Sunday 18 October 2009

Some days are peaceful. This was one of those days – full of peace. Church this morning: leading music, teaching the high school class, meeting with friends. Went out to lunch with my boyfriend of 32 years at Frank's, stopped by to see J & Ph's house they are building in Penniac, and off for a long Sunday country drive. Should have taken my 'rolling luggage' along with me, just in case we decided to stop somewhere for the night. Although I haven't actually received the luggage yet – probably should stay home long enough for her to deliver it to me!

It was nice today because we didn't have a schedule or an agenda. A day of rest. Just me and my handsome boyfriend, traveling the country roads to see what we could see and where we would end up.
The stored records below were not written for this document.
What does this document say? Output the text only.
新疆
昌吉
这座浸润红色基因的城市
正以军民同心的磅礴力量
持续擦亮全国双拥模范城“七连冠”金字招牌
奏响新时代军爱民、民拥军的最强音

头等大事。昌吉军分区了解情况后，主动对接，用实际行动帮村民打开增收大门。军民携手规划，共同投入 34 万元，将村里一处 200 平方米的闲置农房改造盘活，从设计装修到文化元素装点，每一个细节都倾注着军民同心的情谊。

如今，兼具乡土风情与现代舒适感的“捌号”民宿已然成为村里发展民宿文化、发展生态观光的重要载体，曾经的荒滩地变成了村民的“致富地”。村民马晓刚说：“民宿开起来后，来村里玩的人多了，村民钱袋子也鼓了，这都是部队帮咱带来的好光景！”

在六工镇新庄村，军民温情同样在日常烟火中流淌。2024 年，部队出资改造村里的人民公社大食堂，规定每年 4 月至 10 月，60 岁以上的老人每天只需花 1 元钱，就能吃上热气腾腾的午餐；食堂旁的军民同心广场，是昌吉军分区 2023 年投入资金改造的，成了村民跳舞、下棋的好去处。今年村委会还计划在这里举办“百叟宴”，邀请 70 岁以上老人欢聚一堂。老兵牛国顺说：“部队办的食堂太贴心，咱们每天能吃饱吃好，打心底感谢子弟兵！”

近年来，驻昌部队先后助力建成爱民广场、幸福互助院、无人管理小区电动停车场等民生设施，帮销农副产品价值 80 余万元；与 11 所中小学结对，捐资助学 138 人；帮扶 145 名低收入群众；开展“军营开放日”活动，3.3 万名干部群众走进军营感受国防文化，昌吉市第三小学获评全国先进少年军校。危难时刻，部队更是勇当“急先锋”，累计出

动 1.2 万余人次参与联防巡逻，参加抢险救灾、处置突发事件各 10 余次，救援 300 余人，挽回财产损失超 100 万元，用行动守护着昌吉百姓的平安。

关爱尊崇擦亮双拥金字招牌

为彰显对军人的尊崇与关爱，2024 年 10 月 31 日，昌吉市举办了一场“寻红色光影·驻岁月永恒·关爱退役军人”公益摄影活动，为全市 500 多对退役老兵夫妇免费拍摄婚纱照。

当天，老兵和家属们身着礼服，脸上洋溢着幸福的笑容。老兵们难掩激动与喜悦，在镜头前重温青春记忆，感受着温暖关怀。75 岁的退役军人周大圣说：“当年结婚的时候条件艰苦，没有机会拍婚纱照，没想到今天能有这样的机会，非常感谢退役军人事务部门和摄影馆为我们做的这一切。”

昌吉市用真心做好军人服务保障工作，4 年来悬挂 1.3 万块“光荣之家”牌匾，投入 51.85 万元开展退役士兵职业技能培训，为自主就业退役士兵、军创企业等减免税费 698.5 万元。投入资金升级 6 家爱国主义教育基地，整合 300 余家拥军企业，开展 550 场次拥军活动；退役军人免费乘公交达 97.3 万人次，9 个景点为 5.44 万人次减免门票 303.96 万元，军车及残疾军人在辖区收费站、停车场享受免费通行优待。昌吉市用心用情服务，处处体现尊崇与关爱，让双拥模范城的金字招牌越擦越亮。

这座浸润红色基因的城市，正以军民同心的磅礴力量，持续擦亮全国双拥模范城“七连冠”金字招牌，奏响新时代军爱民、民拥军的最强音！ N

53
We took roads we had never been on before. Stopped by Jessica's house to have a bit of a rest, a warm hug, and a peanut butter sandwich. Doug helped L. put a bookcase together. Now I'm on the couch soaking my sore feet again. I feel like an old woman when I walk, and I'm sure I look like one, too. But what, pray tell me is 'old' anyway? Isn't age relative? You're only as old as you feel, 'they' say, whoever 'they' is. Our family has been trying to find out for years who 'they' is. Anyway, I'm off track again.

Yesterday was the first day since I finished radiation that I actually felt like I just wanted to sit in a chair and relax for the day. Although I didn't. I always have good intentions for rest, but never follow through, it seems. I made banana breads and muffins instead and ended up having a short kitty nap before supper. So today it was nice to sit in the van and be taxied through the countryside.

Peace – if every day could be this peaceful. Peace starts in the heart, I guess, and we know where peace comes from. I try not to worry about the future, but am trying to live in the day.